Friday, June 04, 2004

oddly enough, the only song I can sing is Summertime

Warning: whine an cheese post with no knitting news ahead.

I am not a fan of summer. I can safely say that it is my least favorite season, and I dread its arrival every year. But I wasn't always a summah hatah.

Ever since I realized that not everyone got summers "off" and that one day I too would be among those who had to work in June, July and August, I have grown to resent those months a little more each year. Why not take a vacation each summer, you ask? (Well, you probably don't, but I can project whatever I want.)

Ah, that brings me to the second problem with summer. I grew up in Portland, Oregon. Summers in the NW were usually warmish, and usually brief. There were often a few weeks of really warm weather, but I only remember a couple of times during summer beach trips when I actually trusted the sun to warm me enough after plunging into the very chilly Pacific Ocean.

Since spending the first 22 and a half years of my life in such idyllic summer-y climes, I have lived in Arizona, New Mexico, Texas, Louisiana, and now Maryland. Can you, gentle readers, pre-ceive my post-childhood issues with this stupid season? (We'll leave NM out of this discussion because summer in Santa Fe was actually better than summer in Portland, but for the glaring lack of an ocean I would be there now.) Why, if I enjoyed the cool, rainy dampness of the Great Northwest, do I insist on living in places that not only have terrible summers (for one reason or another) but climates that are decidedly dominated by them? Let's hope, whatever the reason, that it is at least noble in intent.

I have only been in Maryland since February (when there was actual snow on the ground, folks! SNOW!) so I am hoping that this summer is better than the blistering heat of Phoenix, or the utterly demoralizing and obscene summer of New Orleans (I know, I know, maybe that is an exaggeration, but I was very... financially challenged while there, and had only one small window unit that my "neighbors" kept trying to steal and the roaches and the smell of a "city that care forgot" in August is one I would like to forget myself), or the Austin summer that is somehow just as bad even though it isn't quite as hot or quite as humid, but is just so long.
summertime, and the living is easy
fish are jumping, and the cotton is high
oh, your daddy's rich, and your ma is good-lookin'
so hush, little baby, don't you cry

one of these mornings you going to rise up singing
then you'll spread your wings and you'll take the sky
but 'til that morning there's a nothing can harm you
with daddy and mammy standing by.
~heyward/gershwin

...where was I? Ah yes, in Maryland. Hoping for the best. You may be thinking, as I usually do this time of the year (every freakin' year, it seems), that if I hate having to work through the summer and hate having to live through the summer, then maybe JUST MAYBE?! I am dong the wrong thing in the wrong place? It would seem. But each year, once I feel the first cool breeze of Fall, or what passes for it Things Begin Looking Up again and I forget.

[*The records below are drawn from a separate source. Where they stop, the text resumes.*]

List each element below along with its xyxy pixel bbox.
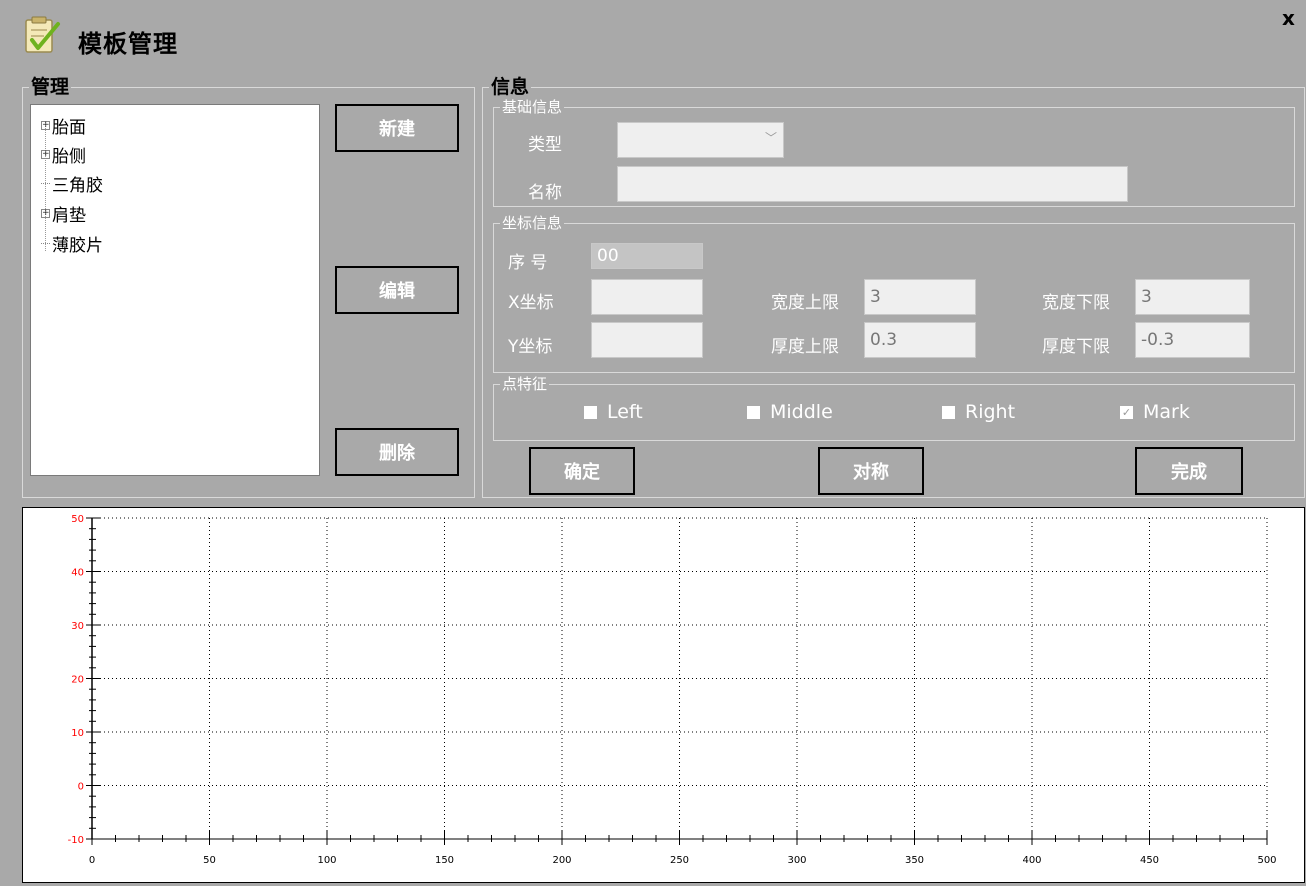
tree-item-label: 胎面	[52, 117, 86, 138]
coord-info-legend: 坐标信息	[502, 214, 563, 232]
tree-item-label: 胎侧	[52, 146, 86, 167]
tree-item-thin-sheet[interactable]: 薄胶片	[41, 229, 103, 257]
basic-info-legend: 基础信息	[502, 98, 563, 116]
chart-canvas: 0 50 100 150 200 250 300 350 400 450 500 -10 0 10 20 30…	[68, 514, 1277, 866]
y-tick-label: 40	[71, 568, 84, 579]
name-label: 名称	[528, 183, 562, 203]
checkmark-icon[interactable]: ✓	[1120, 405, 1133, 419]
x-coord-label: X坐标	[508, 293, 554, 313]
checkbox-box[interactable]	[942, 405, 955, 419]
x-tick-label: 400	[1022, 855, 1041, 866]
right-checkbox-label: Right	[965, 401, 1016, 423]
window-title: 模板管理	[78, 30, 178, 58]
x-tick-label: 250	[670, 855, 689, 866]
x-tick-label: 500	[1257, 855, 1276, 866]
y-tick-label: -10	[68, 835, 84, 846]
middle-checkbox-label: Middle	[770, 401, 833, 423]
checkbox-box[interactable]	[747, 405, 760, 419]
left-checkbox-label: Left	[607, 401, 643, 423]
symmetric-button[interactable]: 对称	[818, 447, 924, 495]
close-button[interactable]: x	[1282, 6, 1295, 30]
tree-item-shoulder-pad[interactable]: + 肩垫	[41, 199, 86, 227]
x-tick-label: 50	[203, 855, 216, 866]
edit-button[interactable]: 编辑	[335, 266, 459, 314]
done-button[interactable]: 完成	[1135, 447, 1243, 495]
tree-item-tread[interactable]: + 胎面	[41, 111, 86, 139]
width-upper-label: 宽度上限	[771, 293, 839, 313]
mark-checkbox-label: Mark	[1143, 401, 1190, 423]
y-coord-field[interactable]	[591, 322, 703, 358]
tree-branch-line	[41, 182, 50, 184]
x-tick-label: 100	[317, 855, 336, 866]
point-feature-legend: 点特征	[502, 375, 548, 393]
middle-checkbox[interactable]: Middle	[747, 401, 833, 423]
width-lower-field[interactable]: 3	[1135, 279, 1250, 315]
tree-item-label: 肩垫	[52, 205, 86, 226]
name-field[interactable]	[617, 166, 1128, 202]
thickness-lower-field[interactable]: -0.3	[1135, 322, 1250, 358]
thickness-upper-label: 厚度上限	[771, 337, 839, 357]
x-tick-label: 300	[787, 855, 806, 866]
x-tick-label: 350	[905, 855, 924, 866]
right-checkbox[interactable]: Right	[942, 401, 1015, 423]
type-label: 类型	[528, 135, 562, 155]
chevron-down-icon: ﹀	[764, 131, 777, 145]
width-lower-label: 宽度下限	[1042, 293, 1110, 313]
y-tick-label: 50	[71, 514, 84, 525]
expand-icon[interactable]: +	[41, 120, 50, 130]
new-button[interactable]: 新建	[335, 104, 459, 152]
template-icon	[22, 14, 62, 56]
y-tick-label: 0	[78, 782, 84, 793]
x-tick-label: 200	[552, 855, 571, 866]
tree-item-label: 薄胶片	[52, 235, 103, 256]
x-tick-label: 150	[435, 855, 454, 866]
tree-item-sidewall[interactable]: + 胎侧	[41, 140, 86, 168]
checkbox-box[interactable]	[584, 405, 597, 419]
template-tree[interactable]: + 胎面 + 胎侧 三角胶 + 肩垫 薄胶片	[30, 104, 320, 476]
coordinate-chart[interactable]: 0 50 100 150 200 250 300 350 400 450 500 -10 0 10 20 30…	[22, 507, 1305, 883]
mark-checkbox[interactable]: ✓ Mark	[1120, 401, 1190, 423]
x-tick-label: 0	[89, 855, 95, 866]
info-legend: 信息	[491, 76, 530, 98]
confirm-button[interactable]: 确定	[529, 447, 635, 495]
seq-label: 序 号	[508, 253, 548, 273]
y-tick-label: 30	[71, 621, 84, 632]
thickness-upper-field[interactable]: 0.3	[864, 322, 976, 358]
management-legend: 管理	[31, 76, 70, 98]
y-coord-label: Y坐标	[508, 337, 553, 357]
expand-icon[interactable]: +	[41, 208, 50, 218]
y-tick-label: 20	[71, 675, 84, 686]
tree-branch-line	[41, 242, 50, 244]
left-checkbox[interactable]: Left	[584, 401, 643, 423]
tree-item-label: 三角胶	[52, 175, 103, 196]
expand-icon[interactable]: +	[41, 149, 50, 159]
x-tick-label: 450	[1140, 855, 1159, 866]
delete-button[interactable]: 删除	[335, 428, 459, 476]
width-upper-field[interactable]: 3	[864, 279, 976, 315]
type-select[interactable]: ﹀	[617, 122, 784, 158]
seq-field[interactable]: 00	[591, 243, 703, 269]
tree-item-apex[interactable]: 三角胶	[41, 169, 103, 197]
x-coord-field[interactable]	[591, 279, 703, 315]
thickness-lower-label: 厚度下限	[1042, 337, 1110, 357]
y-tick-label: 10	[71, 728, 84, 739]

I may know the right where, but I have no idea about the what. Well, that isn't true. I just started to type two different paragraphs about the what, but what if I am wrong? And this is what summer does to me. Sweat, Heat Rash, Mosquitoes, Self Doubt, and a longing for something, somewhere else. Is it any wonder that this year, now that I have a bit of confidence in my knitting, that all I want is to knit row upon row of beautiful delicate lace—to have something fragile and lovely to concentrate on through these longest months? To loop up the ennui-that-is-really-an-ache and make something of it?

People tell me that the summer here is dreadful. My hope is that it is only relatively dreadful. If you know otherwise, don't tell me. Or better yet, send ice-cubes and tell me what you do to enjoy the hottest months. Most people enjoy summers, don't they?


Oh. And the thousands upon thousands millions upon millions of cicadas that only befall Maryland once every seventeen years, that is, this year? It is a natural phenomenon, not to mention a fabulous example of my "summertime" timing, and I feel like I should comment at great and witty length about them. But they don't inspire me. I mean, they may be a bit disturbing as they kamikaze dumbly through the air, but they should be gone in another week or two. And I will hopefully be on the opposite shore when they come back.